33.  Dans la situation actuelle de la [Bosnie-Herzégovine], il semble peu réaliste de demande la suppression pure et simple du veto au nom d'intérêts vitaux. La Commission n'en juge pas moins important d'insérer d'urgence une définition précise des intérêts vitaux dans le texte de la Constitution. Cette définition devra être arrêtée par les représentants des trois peuples constituants, mais ne devrait pas reproduire la définition qui se trouve actuellement dans les Constitutions des Entités, laquelle permet de désigner comme intérêt vital pratiquement n'importe quoi. Elle ne devrait pas être trop large, mais être axée sur les droits qui revêtent une importance particulière pour les peuples respectifs, essentiellement dans des domaines tels que la langue, l'éducation et la culture[12].

Veto des entités

34.  En sus du veto au nom d'intérêts vitaux, l'art. IV.3.d) de la Constitution prévoit un veto des deux tiers des membres de la délégation de l'une ou de l'autre des Entités. Ce veto, qui, en pratique, ne semble revêtir un intérêt potentiel que dans le cas de la RS[13], semble être rendu inutile par l'existence du veto au nom d'intérêts vitaux.

Système bicaméral

35.  L'art. IV de la Constitution institue un système bicaméral composé d'une Chambre des représentants et d'une Chambre des peuples, qui sont dotées des mêmes pouvoirs. Les systèmes bicaméraux étant caractéristiques des Etats fédéraux, il n'est pas surprenant que la Constitution de la [Bosnie-Herzégovine] opte pour deux chambres. Toutefois, dans les Etats fédéraux, la seconde chambre a habituellement pour finalité d'assurer une représentation plus forte des entités plus petites. L'une des chambres est constituée sur la base des chiffres de population tandis que dans l'autre, soit toutes les entités ont le même nombre de sièges (Etats-Unis et Suisse), soit, au moins, les entités plus petites sont surreprésentées (Allemagne). La situation est toute différente en [BOSNIE-HERZÉGOVINE] : dans les deux chambres, les deux tiers des membres émanent de la F[BOSNIE-HERZÉGOVINE], la différence étant que dans la Chambre des peuples, seuls les Bosniaques et les Croates de la Fédération et les Serbes de la RS sont représentés[14]. La Chambre des peuples ne traduit donc pas le caractère fédéral de l'Etat, mais est un mécanisme supplémentaire destiné à défendre les intérêts des peuples constituants. La principale fonction de la Chambre des peuples aux termes de la Constitution est donc celle d'une chambre où est exercé le veto au nom d'intérêts vitaux.

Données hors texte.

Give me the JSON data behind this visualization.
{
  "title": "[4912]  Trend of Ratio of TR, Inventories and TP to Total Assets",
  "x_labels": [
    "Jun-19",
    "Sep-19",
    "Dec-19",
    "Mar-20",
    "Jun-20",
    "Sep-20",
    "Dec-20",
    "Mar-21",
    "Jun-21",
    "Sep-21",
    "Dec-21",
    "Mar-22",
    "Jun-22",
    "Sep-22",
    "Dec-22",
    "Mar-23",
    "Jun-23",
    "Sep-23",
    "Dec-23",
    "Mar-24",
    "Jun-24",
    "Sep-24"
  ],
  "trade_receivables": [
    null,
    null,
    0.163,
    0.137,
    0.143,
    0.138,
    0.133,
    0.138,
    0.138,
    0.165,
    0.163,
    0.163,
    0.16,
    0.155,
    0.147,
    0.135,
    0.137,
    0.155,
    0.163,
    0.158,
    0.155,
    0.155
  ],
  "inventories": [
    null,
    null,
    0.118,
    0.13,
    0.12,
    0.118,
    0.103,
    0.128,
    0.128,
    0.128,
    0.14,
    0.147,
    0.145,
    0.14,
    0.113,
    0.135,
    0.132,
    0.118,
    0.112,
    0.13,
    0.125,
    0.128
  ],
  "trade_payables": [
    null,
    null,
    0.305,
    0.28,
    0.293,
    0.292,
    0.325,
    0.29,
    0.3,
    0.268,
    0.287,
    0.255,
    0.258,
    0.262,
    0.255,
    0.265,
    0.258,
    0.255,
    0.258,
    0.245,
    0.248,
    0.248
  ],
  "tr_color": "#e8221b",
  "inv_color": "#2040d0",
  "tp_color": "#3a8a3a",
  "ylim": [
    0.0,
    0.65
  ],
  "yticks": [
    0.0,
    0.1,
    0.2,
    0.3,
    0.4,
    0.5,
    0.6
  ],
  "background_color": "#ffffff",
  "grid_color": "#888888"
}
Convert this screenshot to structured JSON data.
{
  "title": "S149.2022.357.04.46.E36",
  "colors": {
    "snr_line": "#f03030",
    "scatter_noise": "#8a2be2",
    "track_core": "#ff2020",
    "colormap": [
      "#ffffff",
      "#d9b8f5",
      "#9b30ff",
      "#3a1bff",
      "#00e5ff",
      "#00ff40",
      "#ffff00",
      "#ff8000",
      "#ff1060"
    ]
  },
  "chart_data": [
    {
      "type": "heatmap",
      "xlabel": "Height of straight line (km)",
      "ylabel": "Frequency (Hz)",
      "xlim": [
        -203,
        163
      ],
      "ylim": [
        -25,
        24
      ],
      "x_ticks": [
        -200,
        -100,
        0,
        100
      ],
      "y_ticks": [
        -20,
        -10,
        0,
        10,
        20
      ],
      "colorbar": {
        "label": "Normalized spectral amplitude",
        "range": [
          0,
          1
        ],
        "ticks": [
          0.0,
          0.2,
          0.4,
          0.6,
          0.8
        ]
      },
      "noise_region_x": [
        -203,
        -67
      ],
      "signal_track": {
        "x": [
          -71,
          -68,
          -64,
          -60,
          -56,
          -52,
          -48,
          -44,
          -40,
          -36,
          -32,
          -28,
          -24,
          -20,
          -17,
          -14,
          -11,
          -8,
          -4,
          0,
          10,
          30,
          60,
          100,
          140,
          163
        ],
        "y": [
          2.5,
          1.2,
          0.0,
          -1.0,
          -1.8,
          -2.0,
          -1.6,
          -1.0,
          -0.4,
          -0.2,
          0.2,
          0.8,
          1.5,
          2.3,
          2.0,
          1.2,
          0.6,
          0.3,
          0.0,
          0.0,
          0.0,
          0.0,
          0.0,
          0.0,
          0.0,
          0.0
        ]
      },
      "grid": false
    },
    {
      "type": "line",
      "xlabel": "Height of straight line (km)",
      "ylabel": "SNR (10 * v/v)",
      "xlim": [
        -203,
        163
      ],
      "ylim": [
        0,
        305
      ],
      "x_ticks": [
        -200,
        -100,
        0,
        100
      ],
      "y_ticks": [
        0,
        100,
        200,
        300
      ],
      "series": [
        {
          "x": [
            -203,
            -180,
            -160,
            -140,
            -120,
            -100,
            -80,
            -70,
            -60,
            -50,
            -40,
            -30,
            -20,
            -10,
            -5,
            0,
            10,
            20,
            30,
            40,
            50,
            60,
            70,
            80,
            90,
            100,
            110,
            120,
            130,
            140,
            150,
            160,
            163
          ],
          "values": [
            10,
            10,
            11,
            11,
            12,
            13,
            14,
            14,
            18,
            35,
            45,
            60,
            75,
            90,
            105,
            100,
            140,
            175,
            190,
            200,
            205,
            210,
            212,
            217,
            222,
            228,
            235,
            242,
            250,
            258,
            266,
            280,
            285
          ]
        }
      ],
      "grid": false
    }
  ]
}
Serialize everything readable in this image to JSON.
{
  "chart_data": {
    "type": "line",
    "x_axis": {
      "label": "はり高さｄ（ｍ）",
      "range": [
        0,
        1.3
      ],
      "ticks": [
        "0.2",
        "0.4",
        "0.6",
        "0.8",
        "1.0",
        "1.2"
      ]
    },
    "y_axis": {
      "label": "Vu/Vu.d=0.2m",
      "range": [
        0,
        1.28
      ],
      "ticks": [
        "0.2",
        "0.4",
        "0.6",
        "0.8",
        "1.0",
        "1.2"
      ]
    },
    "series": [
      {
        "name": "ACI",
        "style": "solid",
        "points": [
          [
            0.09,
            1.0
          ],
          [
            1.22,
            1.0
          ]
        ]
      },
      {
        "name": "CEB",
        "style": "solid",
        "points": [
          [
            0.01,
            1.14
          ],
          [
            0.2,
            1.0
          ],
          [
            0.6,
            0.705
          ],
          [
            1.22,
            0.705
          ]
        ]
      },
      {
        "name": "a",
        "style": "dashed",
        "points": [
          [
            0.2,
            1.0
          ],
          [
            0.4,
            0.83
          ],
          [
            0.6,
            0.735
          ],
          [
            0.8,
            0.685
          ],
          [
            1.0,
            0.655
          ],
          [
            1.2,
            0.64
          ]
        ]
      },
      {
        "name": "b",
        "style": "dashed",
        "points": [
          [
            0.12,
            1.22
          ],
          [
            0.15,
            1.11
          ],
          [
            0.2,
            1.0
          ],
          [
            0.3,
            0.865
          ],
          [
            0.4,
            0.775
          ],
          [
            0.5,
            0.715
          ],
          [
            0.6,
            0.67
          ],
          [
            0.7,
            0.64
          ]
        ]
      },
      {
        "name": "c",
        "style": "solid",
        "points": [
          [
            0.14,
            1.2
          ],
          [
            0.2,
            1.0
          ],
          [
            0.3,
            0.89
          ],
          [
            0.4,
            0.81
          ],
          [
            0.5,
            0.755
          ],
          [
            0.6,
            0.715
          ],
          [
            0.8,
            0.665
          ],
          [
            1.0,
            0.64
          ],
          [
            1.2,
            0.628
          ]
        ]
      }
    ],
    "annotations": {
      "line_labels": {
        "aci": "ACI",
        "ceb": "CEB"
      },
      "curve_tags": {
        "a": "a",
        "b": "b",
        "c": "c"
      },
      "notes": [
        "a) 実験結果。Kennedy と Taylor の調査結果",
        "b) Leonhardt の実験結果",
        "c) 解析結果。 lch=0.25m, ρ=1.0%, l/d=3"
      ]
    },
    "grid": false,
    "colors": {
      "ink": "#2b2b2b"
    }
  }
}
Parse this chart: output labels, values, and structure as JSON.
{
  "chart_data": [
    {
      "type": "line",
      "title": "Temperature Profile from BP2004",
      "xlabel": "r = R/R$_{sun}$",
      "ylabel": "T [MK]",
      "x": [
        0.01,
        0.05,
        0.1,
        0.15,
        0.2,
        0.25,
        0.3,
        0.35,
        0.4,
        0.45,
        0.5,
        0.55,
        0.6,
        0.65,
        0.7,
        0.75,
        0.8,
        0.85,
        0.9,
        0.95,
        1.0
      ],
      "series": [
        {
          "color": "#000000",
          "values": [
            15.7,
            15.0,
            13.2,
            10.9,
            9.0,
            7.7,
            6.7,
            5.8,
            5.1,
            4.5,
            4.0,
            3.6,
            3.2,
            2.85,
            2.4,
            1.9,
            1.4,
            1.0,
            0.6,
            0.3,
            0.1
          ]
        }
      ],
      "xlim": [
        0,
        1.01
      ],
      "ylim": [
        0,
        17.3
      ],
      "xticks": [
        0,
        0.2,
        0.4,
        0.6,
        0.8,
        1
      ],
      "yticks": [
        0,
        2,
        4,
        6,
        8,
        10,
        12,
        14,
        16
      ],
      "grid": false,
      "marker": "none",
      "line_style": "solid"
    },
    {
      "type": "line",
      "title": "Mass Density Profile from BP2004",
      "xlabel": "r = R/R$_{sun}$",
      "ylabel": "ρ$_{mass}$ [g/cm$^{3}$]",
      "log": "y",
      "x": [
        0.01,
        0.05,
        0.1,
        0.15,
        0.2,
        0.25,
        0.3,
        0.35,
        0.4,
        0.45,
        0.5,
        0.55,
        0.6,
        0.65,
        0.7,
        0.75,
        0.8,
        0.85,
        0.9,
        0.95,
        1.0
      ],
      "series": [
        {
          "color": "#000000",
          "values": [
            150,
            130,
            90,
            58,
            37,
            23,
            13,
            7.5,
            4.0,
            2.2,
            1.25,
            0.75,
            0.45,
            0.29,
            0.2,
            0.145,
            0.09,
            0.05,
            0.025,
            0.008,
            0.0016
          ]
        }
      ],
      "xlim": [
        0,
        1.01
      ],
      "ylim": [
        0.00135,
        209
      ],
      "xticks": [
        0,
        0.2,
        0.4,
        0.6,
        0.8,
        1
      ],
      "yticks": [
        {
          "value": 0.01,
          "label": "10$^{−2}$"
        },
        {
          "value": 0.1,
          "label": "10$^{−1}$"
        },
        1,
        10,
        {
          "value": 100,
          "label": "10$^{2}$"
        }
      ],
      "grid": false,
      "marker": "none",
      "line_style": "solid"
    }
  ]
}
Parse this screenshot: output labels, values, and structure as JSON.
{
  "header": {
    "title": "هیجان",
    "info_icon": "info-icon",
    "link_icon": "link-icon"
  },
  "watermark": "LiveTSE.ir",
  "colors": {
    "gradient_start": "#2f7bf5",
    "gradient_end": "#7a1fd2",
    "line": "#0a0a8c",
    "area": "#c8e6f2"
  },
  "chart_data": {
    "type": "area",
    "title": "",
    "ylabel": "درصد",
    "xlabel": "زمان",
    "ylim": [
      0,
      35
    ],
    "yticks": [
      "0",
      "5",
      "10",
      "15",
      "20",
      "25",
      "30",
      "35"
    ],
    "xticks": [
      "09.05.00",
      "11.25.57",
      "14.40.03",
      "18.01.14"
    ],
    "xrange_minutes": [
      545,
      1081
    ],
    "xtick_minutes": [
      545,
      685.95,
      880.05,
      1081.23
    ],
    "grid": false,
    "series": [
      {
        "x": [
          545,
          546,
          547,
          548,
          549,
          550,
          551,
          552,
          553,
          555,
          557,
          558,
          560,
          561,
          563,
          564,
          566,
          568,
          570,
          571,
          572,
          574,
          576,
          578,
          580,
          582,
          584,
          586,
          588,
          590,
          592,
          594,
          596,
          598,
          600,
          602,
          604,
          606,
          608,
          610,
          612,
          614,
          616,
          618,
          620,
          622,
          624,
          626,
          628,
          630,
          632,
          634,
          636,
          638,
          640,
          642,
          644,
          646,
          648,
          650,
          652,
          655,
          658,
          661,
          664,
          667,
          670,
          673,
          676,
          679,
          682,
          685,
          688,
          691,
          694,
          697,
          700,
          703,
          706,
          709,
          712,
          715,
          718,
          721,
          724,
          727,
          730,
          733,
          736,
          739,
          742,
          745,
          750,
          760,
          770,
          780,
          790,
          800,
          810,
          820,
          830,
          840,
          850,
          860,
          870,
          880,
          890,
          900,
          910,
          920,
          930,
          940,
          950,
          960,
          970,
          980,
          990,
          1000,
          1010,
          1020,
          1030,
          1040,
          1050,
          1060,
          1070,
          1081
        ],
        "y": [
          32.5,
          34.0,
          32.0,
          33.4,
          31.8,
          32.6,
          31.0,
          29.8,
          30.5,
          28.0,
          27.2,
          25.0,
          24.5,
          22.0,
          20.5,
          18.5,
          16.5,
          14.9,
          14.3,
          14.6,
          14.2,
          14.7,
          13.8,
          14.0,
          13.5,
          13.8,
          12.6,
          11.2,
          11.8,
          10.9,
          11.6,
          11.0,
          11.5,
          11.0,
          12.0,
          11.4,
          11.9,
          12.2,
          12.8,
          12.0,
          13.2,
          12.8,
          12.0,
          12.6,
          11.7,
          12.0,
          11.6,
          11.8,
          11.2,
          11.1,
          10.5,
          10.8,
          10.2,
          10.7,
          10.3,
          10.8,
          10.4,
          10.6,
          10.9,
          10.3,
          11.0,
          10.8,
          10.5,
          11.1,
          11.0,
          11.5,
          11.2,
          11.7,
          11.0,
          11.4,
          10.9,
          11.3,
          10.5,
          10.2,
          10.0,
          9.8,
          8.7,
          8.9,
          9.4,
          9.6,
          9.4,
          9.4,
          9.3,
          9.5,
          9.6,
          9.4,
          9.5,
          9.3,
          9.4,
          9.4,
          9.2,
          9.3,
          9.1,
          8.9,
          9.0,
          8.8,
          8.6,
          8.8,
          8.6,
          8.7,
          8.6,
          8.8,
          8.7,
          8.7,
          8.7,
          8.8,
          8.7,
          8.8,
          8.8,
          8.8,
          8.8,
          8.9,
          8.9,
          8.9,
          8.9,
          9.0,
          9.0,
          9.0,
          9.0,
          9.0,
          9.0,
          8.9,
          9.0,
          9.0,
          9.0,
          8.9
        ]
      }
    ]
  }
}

36.  Le défaut de cette disposition est que la Chambre des représentants devient la chambre où le travail législatif est accompli et les compromis nécessaires négociés afin de dégager une majorité. La Chambre des peuples n'a que le rôle négatif d'une chambre dont les membres exercent leur droit de veto car ils considèrent que leur tâche consiste exclusivement à défendre les intérêts de leur peuple sans qu'ils se sentent concernés par l'aboutissement du processus législatif. Il semblerait donc préférable de transférer l'exercice du droit de veto au nom d'intérêts vitaux à la Chambre des représentants et de supprimer la Chambre des peuples. Cela permettrait de rationaliser les procédures et faciliterait l'adoption des lois sans compromettre les intérêts légitimes d'un peuple quel qu'il soit. Cela réglerait également le problème de la composition discriminatoire de la Chambre des peuples.

La Présidence collective

37.  L'article V de la Constitution institue une Présidence collective composée d'un membre bosniaque, d'un membre serbe et d'un membre croate, ainsi qu'une présidence tournante. La Présidence s'efforce d'adopter ses décisions par consensus [art. V.2.c)]. Dans le cas d'une décision adopté à la majorité, le membre minoritaire peut exercer son droit de veto au nom d'intérêts vitaux.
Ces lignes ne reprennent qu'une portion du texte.